Establishing the fault of an administrator requires a thorough examination of the administrator’s duty of care, which unfolds in the duties of qualification, information, vigilance and, as needed, investigation, beyond providing information to the market about relevant facts.
On the other hand, an administrator’s wilful misconduct comes from a different source: breaching the duty of loyalty. Taking advantage of an opportunity intended for the company, misusing the company’s privileged information, buying or selling stocks before relevant facts are disclosed to the market, or directing opportunities for personal gain, would not be covered under any D&O insurance policy.
Regarding liability of an administrator, problems often arise from difficulties in understanding the duties of care and loyalty. Analysing them jointly foregoes the methodological distinction referred to previously.
A negligent administrator could end up damaging him or herself, be it from a loss of bonuses, attracting criticism or even being dismissed; a disloyal administrator, however, can quickly profit from his or her conduct.

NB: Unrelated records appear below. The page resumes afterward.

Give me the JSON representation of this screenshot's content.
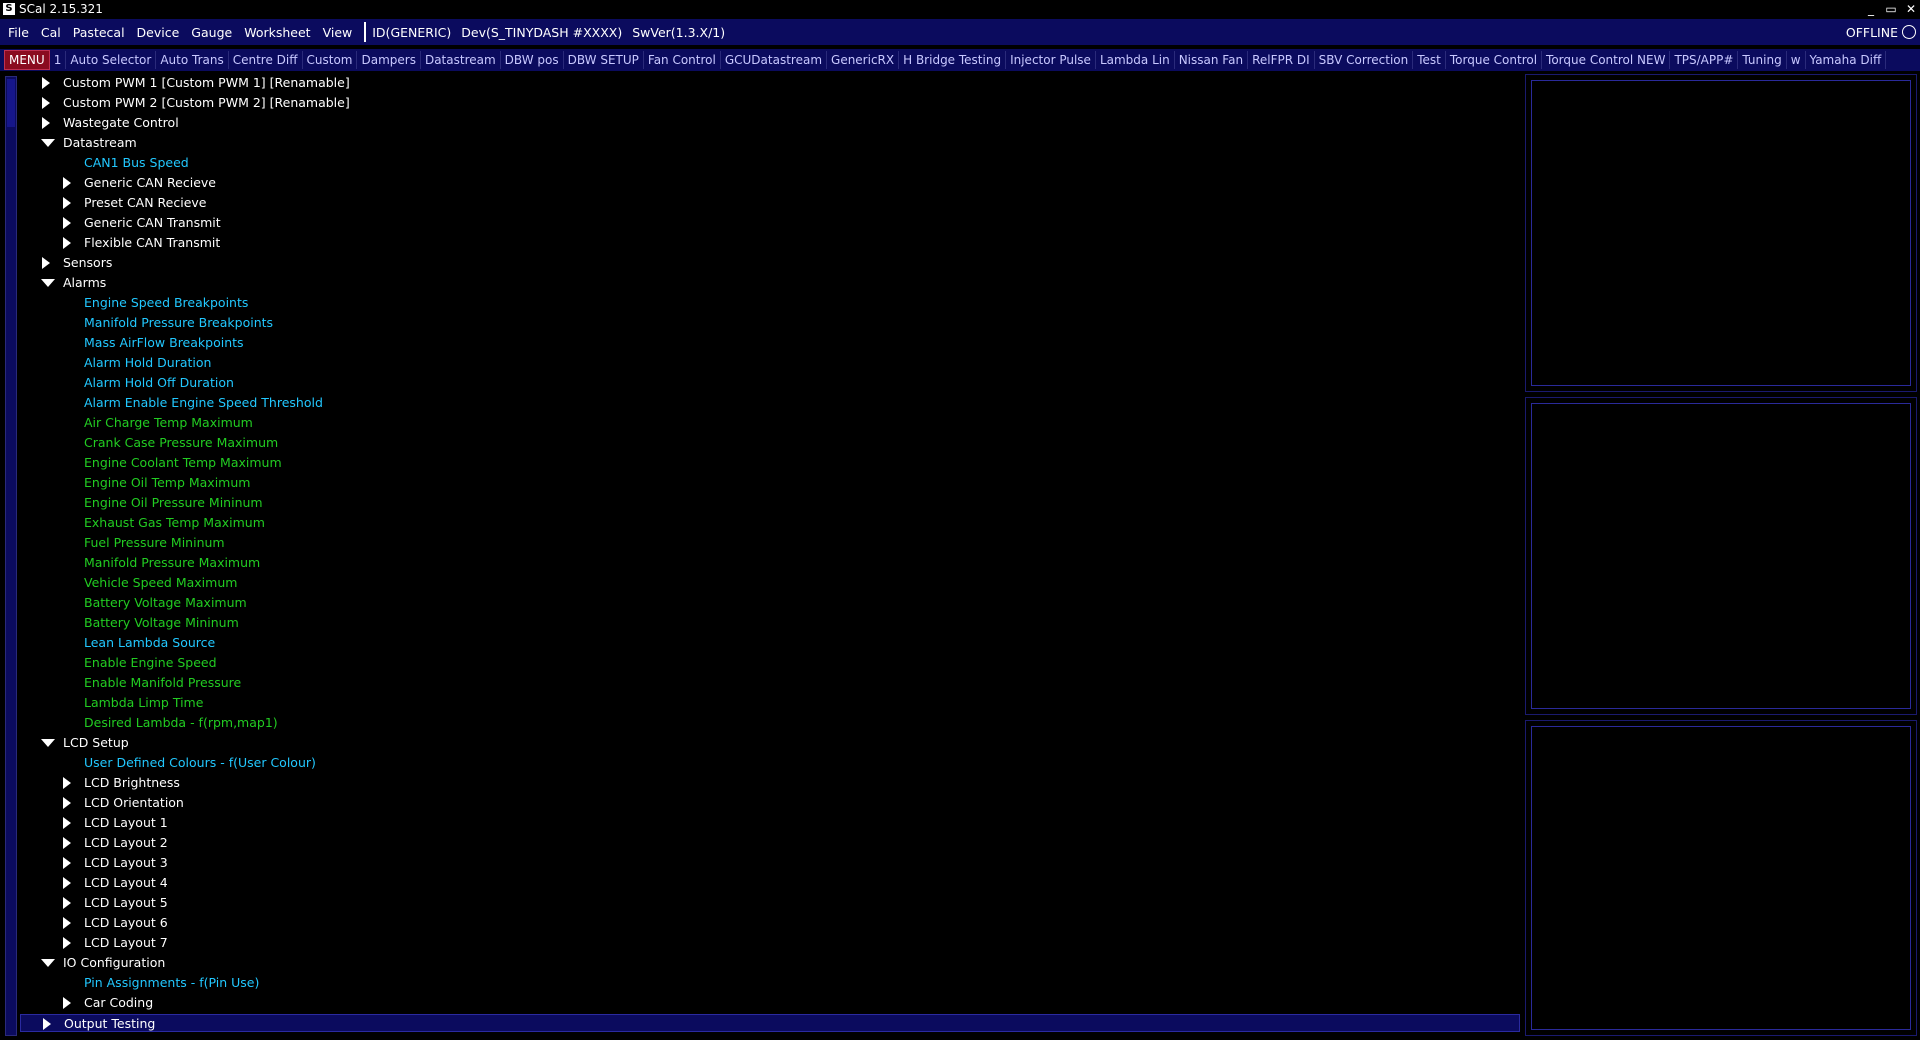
{
  "window": {
    "title": "SCal 2.15.321",
    "icon_letter": "S",
    "controls": [
      "_",
      "▭",
      "✕"
    ]
  },
  "menubar": {
    "items": [
      "File",
      "Cal",
      "Pastecal",
      "Device",
      "Gauge",
      "Worksheet",
      "View"
    ],
    "device_info": [
      "ID(GENERIC)",
      "Dev(S_TINYDASH #XXXX)",
      "SwVer(1.3.X/1)"
    ],
    "status": "OFFLINE"
  },
  "tabs": [
    "MENU",
    "1",
    "Auto Selector",
    "Auto Trans",
    "Centre Diff",
    "Custom",
    "Dampers",
    "Datastream",
    "DBW pos",
    "DBW SETUP",
    "Fan Control",
    "GCUDatastream",
    "GenericRX",
    "H Bridge Testing",
    "Injector Pulse",
    "Lambda Lin",
    "Nissan Fan",
    "RelFPR DI",
    "SBV Correction",
    "Test",
    "Torque Control",
    "Torque Control NEW",
    "TPS/APP#",
    "Tuning",
    "w",
    "Yamaha Diff"
  ],
  "tree": [
    {
      "label": "Custom PWM 1 [Custom PWM 1] [Renamable]",
      "level": 1,
      "expander": "right",
      "color": "white"
    },
    {
      "label": "Custom PWM 2 [Custom PWM 2] [Renamable]",
      "level": 1,
      "expander": "right",
      "color": "white"
    },
    {
      "label": "Wastegate Control",
      "level": 1,
      "expander": "right",
      "color": "white"
    },
    {
      "label": "Datastream",
      "level": 1,
      "expander": "down",
      "color": "white"
    },
    {
      "label": "CAN1 Bus Speed",
      "level": 2,
      "expander": "none",
      "color": "cyan"
    },
    {
      "label": "Generic CAN Recieve",
      "level": 2,
      "expander": "right",
      "color": "white"
    },
    {
      "label": "Preset CAN Recieve",
      "level": 2,
      "expander": "right",
      "color": "white"
    },
    {
      "label": "Generic CAN Transmit",
      "level": 2,
      "expander": "right",
      "color": "white"
    },
    {
      "label": "Flexible CAN Transmit",
      "level": 2,
      "expander": "right",
      "color": "white"
    },
    {
      "label": "Sensors",
      "level": 1,
      "expander": "right",
      "color": "white"
    },
    {
      "label": "Alarms",
      "level": 1,
      "expander": "down",
      "color": "white"
    },
    {
      "label": "Engine Speed Breakpoints",
      "level": 2,
      "expander": "none",
      "color": "cyan"
    },
    {
      "label": "Manifold Pressure Breakpoints",
      "level": 2,
      "expander": "none",
      "color": "cyan"
    },
    {
      "label": "Mass AirFlow Breakpoints",
      "level": 2,
      "expander": "none",
      "color": "cyan"
    },
    {
      "label": "Alarm Hold Duration",
      "level": 2,
      "expander": "none",
      "color": "cyan"
    },
    {
      "label": "Alarm Hold Off Duration",
      "level": 2,
      "expander": "none",
      "color": "cyan"
    },
    {
      "label": "Alarm Enable Engine Speed Threshold",
      "level": 2,
      "expander": "none",
      "color": "cyan"
    },
    {
      "label": "Air Charge Temp Maximum",
      "level": 2,
      "expander": "none",
      "color": "green"
    },
    {
      "label": "Crank Case Pressure Maximum",
      "level": 2,
      "expander": "none",
      "color": "green"
    },
    {
      "label": "Engine Coolant Temp Maximum",
      "level": 2,
      "expander": "none",
      "color": "green"
    },
    {
      "label": "Engine Oil Temp Maximum",
      "level": 2,
      "expander": "none",
      "color": "green"
    },
    {
      "label": "Engine Oil Pressure Mininum",
      "level": 2,
      "expander": "none",
      "color": "green"
    },
    {
      "label": "Exhaust Gas Temp Maximum",
      "level": 2,
      "expander": "none",
      "color": "green"
    },
    {
      "label": "Fuel Pressure Mininum",
      "level": 2,
      "expander": "none",
      "color": "green"
    },
    {
      "label": "Manifold Pressure Maximum",
      "level": 2,
      "expander": "none",
      "color": "green"
    },
    {
      "label": "Vehicle Speed Maximum",
      "level": 2,
      "expander": "none",
      "color": "green"
    },
    {
      "label": "Battery Voltage Maximum",
      "level": 2,
      "expander": "none",
      "color": "green"
    },
    {
      "label": "Battery Voltage Mininum",
      "level": 2,
      "expander": "none",
      "color": "green"
    },
    {
      "label": "Lean Lambda Source",
      "level": 2,
      "expander": "none",
      "color": "cyan"
    },
    {
      "label": "Enable Engine Speed",
      "level": 2,
      "expander": "none",
      "color": "green"
    },
    {
      "label": "Enable Manifold Pressure",
      "level": 2,
      "expander": "none",
      "color": "green"
    },
    {
      "label": "Lambda Limp Time",
      "level": 2,
      "expander": "none",
      "color": "green"
    },
    {
      "label": "Desired Lambda - f(rpm,map1)",
      "level": 2,
      "expander": "none",
      "color": "green"
    },
    {
      "label": "LCD Setup",
      "level": 1,
      "expander": "down",
      "color": "white"
    },
    {
      "label": "User Defined Colours - f(User Colour)",
      "level": 2,
      "expander": "none",
      "color": "cyan"
    },
    {
      "label": "LCD Brightness",
      "level": 2,
      "expander": "right",
      "color": "white"
    },
    {
      "label": "LCD Orientation",
      "level": 2,
      "expander": "right",
      "color": "white"
    },
    {
      "label": "LCD Layout 1",
      "level": 2,
      "expander": "right",
      "color": "white"
    },
    {
      "label": "LCD Layout 2",
      "level": 2,
      "expander": "right",
      "color": "white"
    },
    {
      "label": "LCD Layout 3",
      "level": 2,
      "expander": "right",
      "color": "white"
    },
    {
      "label": "LCD Layout 4",
      "level": 2,
      "expander": "right",
      "color": "white"
    },
    {
      "label": "LCD Layout 5",
      "level": 2,
      "expander": "right",
      "color": "white"
    },
    {
      "label": "LCD Layout 6",
      "level": 2,
      "expander": "right",
      "color": "white"
    },
    {
      "label": "LCD Layout 7",
      "level": 2,
      "expander": "right",
      "color": "white"
    },
    {
      "label": "IO Configuration",
      "level": 1,
      "expander": "down",
      "color": "white"
    },
    {
      "label": "Pin Assignments - f(Pin Use)",
      "level": 2,
      "expander": "none",
      "color": "cyan"
    },
    {
      "label": "Car Coding",
      "level": 2,
      "expander": "right",
      "color": "white"
    },
    {
      "label": "Output Testing",
      "level": 1,
      "expander": "right",
      "color": "white",
      "selected": true
    }
  ],
  "colors": {
    "bar_bg": "#0b0b5e",
    "menu_tab_bg": "#8a0b1f",
    "cyan_item": "#22c8ff",
    "green_item": "#22cc22"
  }
}
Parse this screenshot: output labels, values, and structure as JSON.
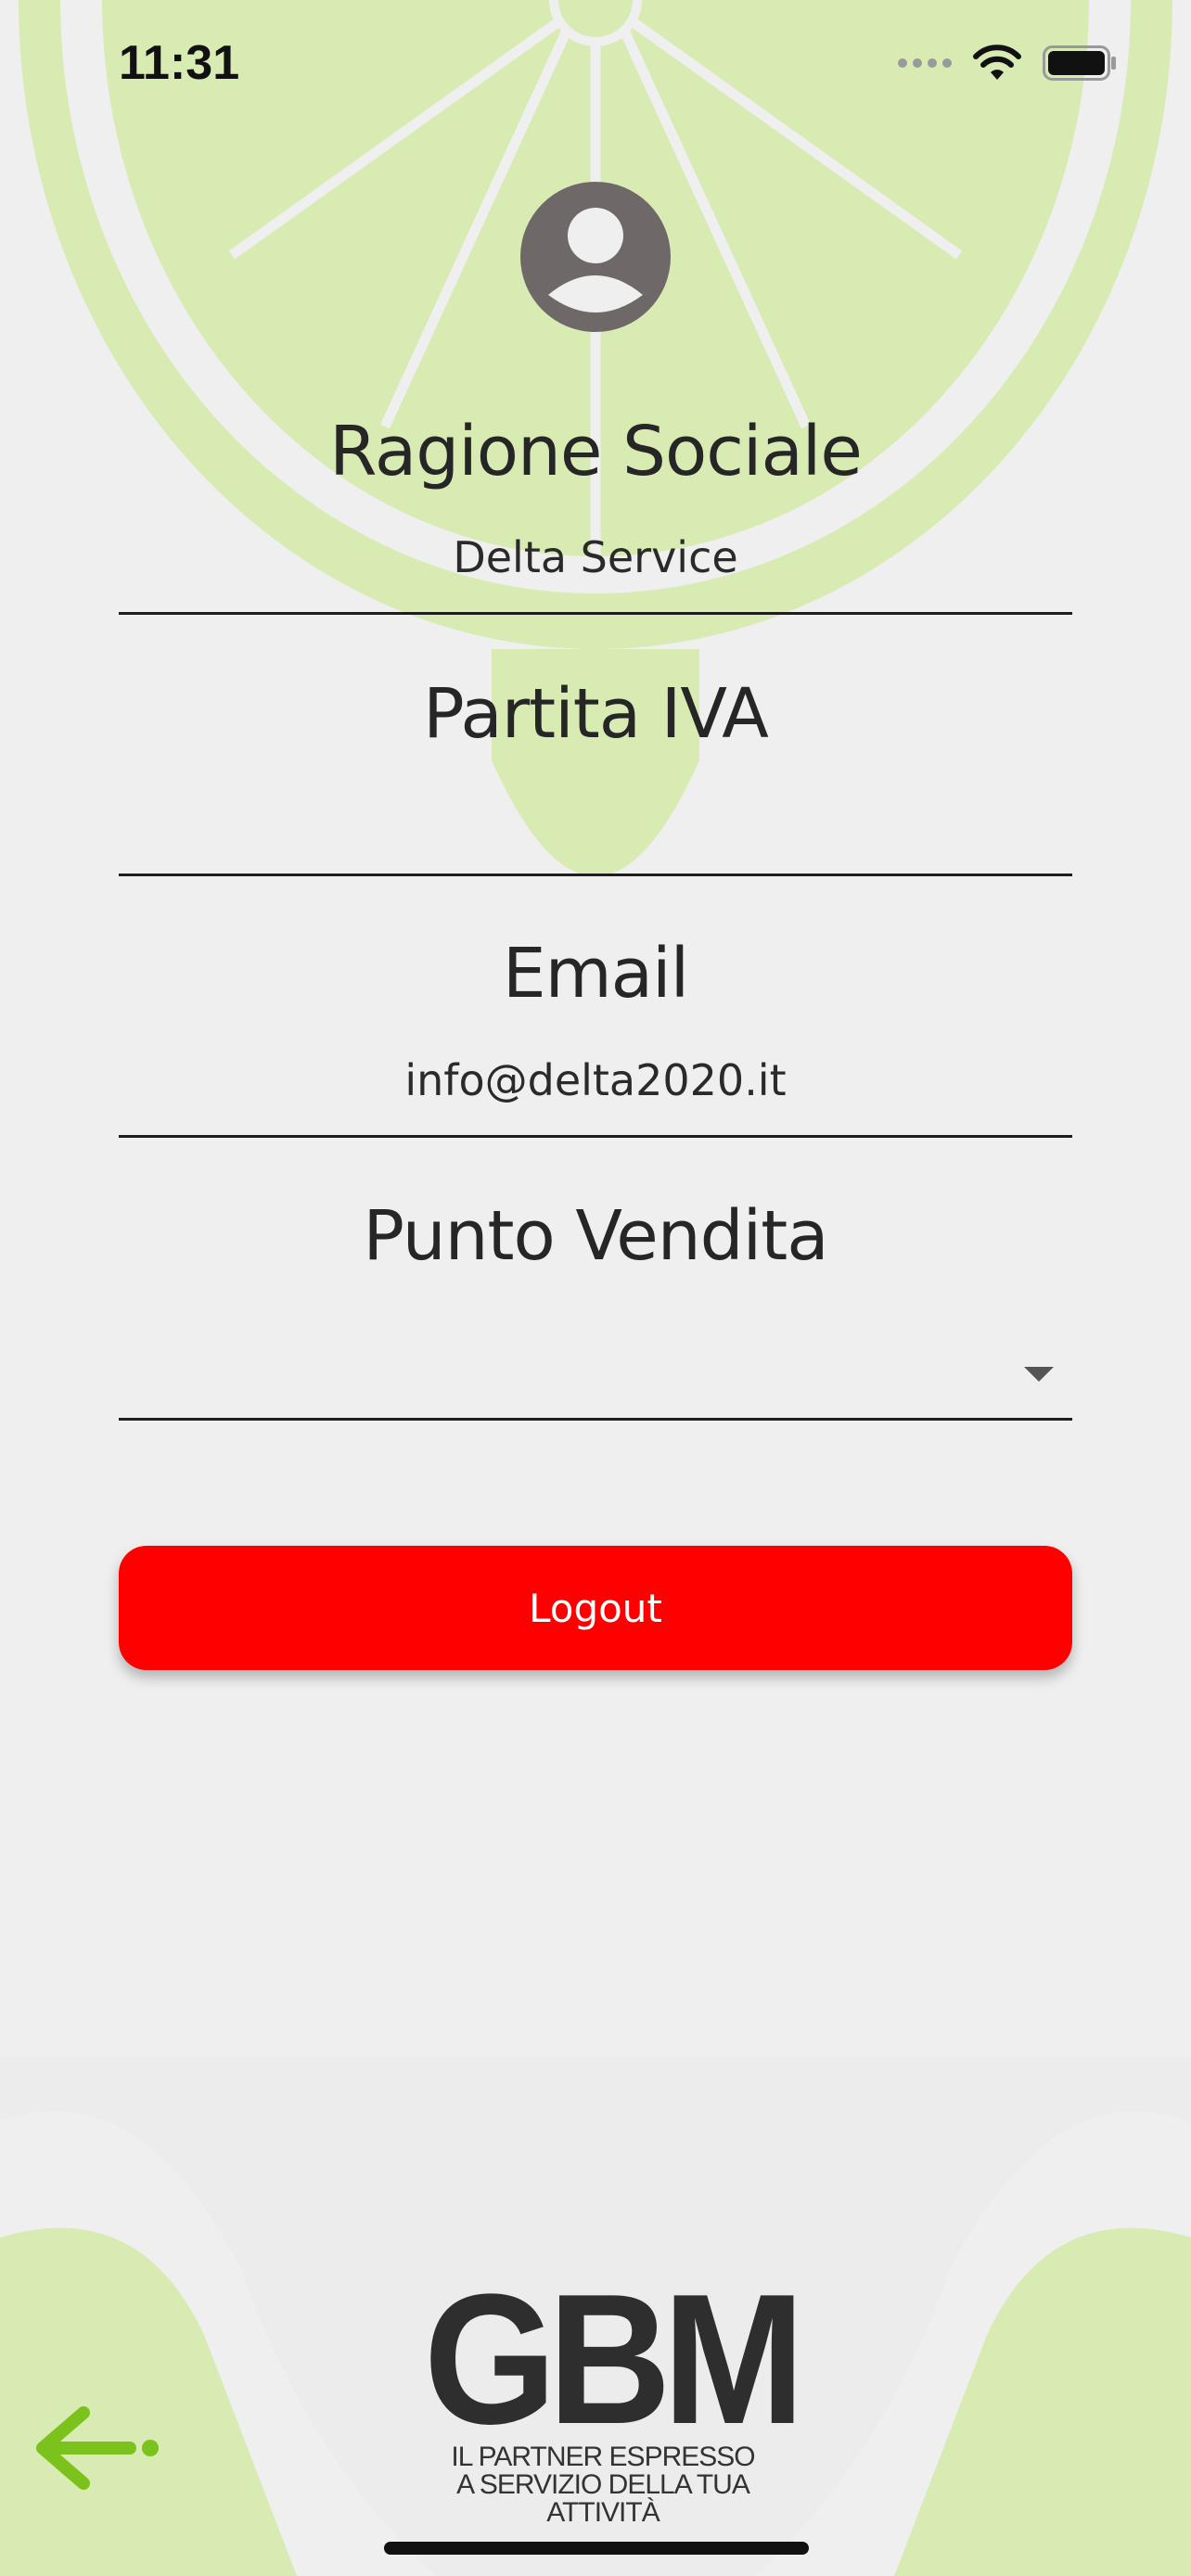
{
  "status_bar": {
    "time": "11:31"
  },
  "profile": {
    "fields": [
      {
        "label": "Ragione Sociale",
        "value": "Delta Service"
      },
      {
        "label": "Partita IVA",
        "value": ""
      },
      {
        "label": "Email",
        "value": "info@delta2020.it"
      },
      {
        "label": "Punto Vendita",
        "value": ""
      }
    ]
  },
  "actions": {
    "logout_label": "Logout"
  },
  "brand": {
    "logo_text": "GBM",
    "tagline_line1": "IL PARTNER ESPRESSO",
    "tagline_line2": "A SERVIZIO DELLA TUA ATTIVITÀ"
  },
  "icons": {
    "avatar": "account-circle-icon",
    "back": "arrow-left-icon",
    "dropdown": "caret-down-icon",
    "wifi": "wifi-icon",
    "battery": "battery-icon"
  },
  "colors": {
    "background": "#efefef",
    "lime_decor": "#d8ebb3",
    "accent_green": "#7cc21c",
    "logout": "#ff0000",
    "text": "#262626"
  }
}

In practice, these two duties do not mix, and the practical consequence for D&O insurance is coverage for breaches of care and denial of coverage for breaches of loyalty. There is a lesson to be learnt here from the judgement of Special Appeal no 1.601.555/SP, rapporteur judge Ricardo Villas Bôas Cueva, in which, analysing a hypothesis in which the insured practiced insider trading, said: “the D&O civil liability insurance only covers (i) negligent acts of directors, administrators and counsellors; (ii) practiced in the exercise of their functions (management acts). In other words, fraudulent and dishonest acts for personal advantage and malicious practices damaging to the company and to the securities market, like insider trading, are not contained in the insurance’s coverage”.
In summary, D&O insurance covers violations relating to duty of care, but does not apply to breaches of duty of loyalty.